Ordinanza di Cassazione Civile Sez. U Num. 566 Anno 2024
Civile Ord. Sez. U Num. 566 Anno 2024
Presidente: COGNOME
Relatore: COGNOME
Data pubblicazione: 08/01/2024
O R D I N A N Z A
sul ricorso iscritto al NRG 26663 del 2022 promosso da:
RAGIONE_SOCIALE in persona del legale rappresentante pro tempore , rappresentata e difesa dagli Avvocati NOME COGNOME, NOME COGNOME ed NOME COGNOME, con domicilio eletto presso lo studio del primo in Roma, INDIRIZZO
– ricorrente – contro
MINISTERO DELL’INTERNO ; UFFICIO TERRITORIALE DI GOVERNO -PREFETTURA DI REGGIO CALABRIA; AGENZIA DEL DEMANIO; tutti rappresentati e difesi dall’Avvocatura Generale dello Stato, con domicilio presso la sede dell’Istituto in Roma, INDIRIZZO
-controricorrenti –
R.G. 26663/2022
COGNOME
Rep.
C.C. 21/11/2023
Consiglio di Stato
nonché contro
RAGIONE_SOCIALE in persona del legale rappresentante pro tempore , in proprio e quale mandataria del costituendo r.t.i. con RAGIONE_SOCIALE di COGNOME Paolo, rappresentata e difesa dagli Avvocati NOME COGNOME e NOME COGNOME, domiciliata presso lo studio di quest’ultimo in Roma, INDIRIZZO;
-controricorrente – per la cassazione della sentenza del Consiglio di Stato, Terza Sezione, n. 8969/2022, pubblicata il 20 ottobre 2022.

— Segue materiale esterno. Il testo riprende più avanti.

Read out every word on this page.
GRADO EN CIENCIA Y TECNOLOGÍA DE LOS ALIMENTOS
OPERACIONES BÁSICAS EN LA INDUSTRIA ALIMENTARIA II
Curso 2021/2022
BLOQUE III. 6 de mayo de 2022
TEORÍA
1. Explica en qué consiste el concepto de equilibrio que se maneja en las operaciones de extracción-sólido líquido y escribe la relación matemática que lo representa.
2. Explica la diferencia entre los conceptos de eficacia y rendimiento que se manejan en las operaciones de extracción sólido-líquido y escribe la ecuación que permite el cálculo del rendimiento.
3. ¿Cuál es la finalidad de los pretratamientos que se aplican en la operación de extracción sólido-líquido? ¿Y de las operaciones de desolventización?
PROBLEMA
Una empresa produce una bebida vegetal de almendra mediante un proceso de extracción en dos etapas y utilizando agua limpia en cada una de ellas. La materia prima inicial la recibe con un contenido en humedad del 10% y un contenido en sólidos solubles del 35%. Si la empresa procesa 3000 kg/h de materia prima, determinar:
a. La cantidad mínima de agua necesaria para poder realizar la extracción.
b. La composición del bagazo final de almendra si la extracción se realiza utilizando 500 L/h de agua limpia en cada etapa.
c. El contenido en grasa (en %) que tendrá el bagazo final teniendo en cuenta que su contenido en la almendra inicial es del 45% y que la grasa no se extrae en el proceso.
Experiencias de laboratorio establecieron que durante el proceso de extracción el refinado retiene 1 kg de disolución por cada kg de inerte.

Udita la relazione della causa svolta nella camera di consiglio del 21 novembre 2023 dal Consigliere NOME COGNOME
lette le conclusioni scritte del Pubblico Ministero, in persona del Sostituto Procuratore Generale NOME COGNOME che ha chiesto dichiararsi l’inammissibilità del ricorso.
FATTI DI CAUSA
1. -La Prefettura -Ufficio territoriale del Governo di Reggio Calabria, in data 10 novembre 2021 , emanava un’informativa interdittiva antimafia nei confronti della sRAGIONE_SOCIALE, a causa della presenza di possibili situazioni di infiltrazioni mafiose, ai sensi dell’art. 91 del d.lgs. n. 159 del 2011, tendenti a condizionare l’attività di impresa della società, operante nel settore del soccorso stradale.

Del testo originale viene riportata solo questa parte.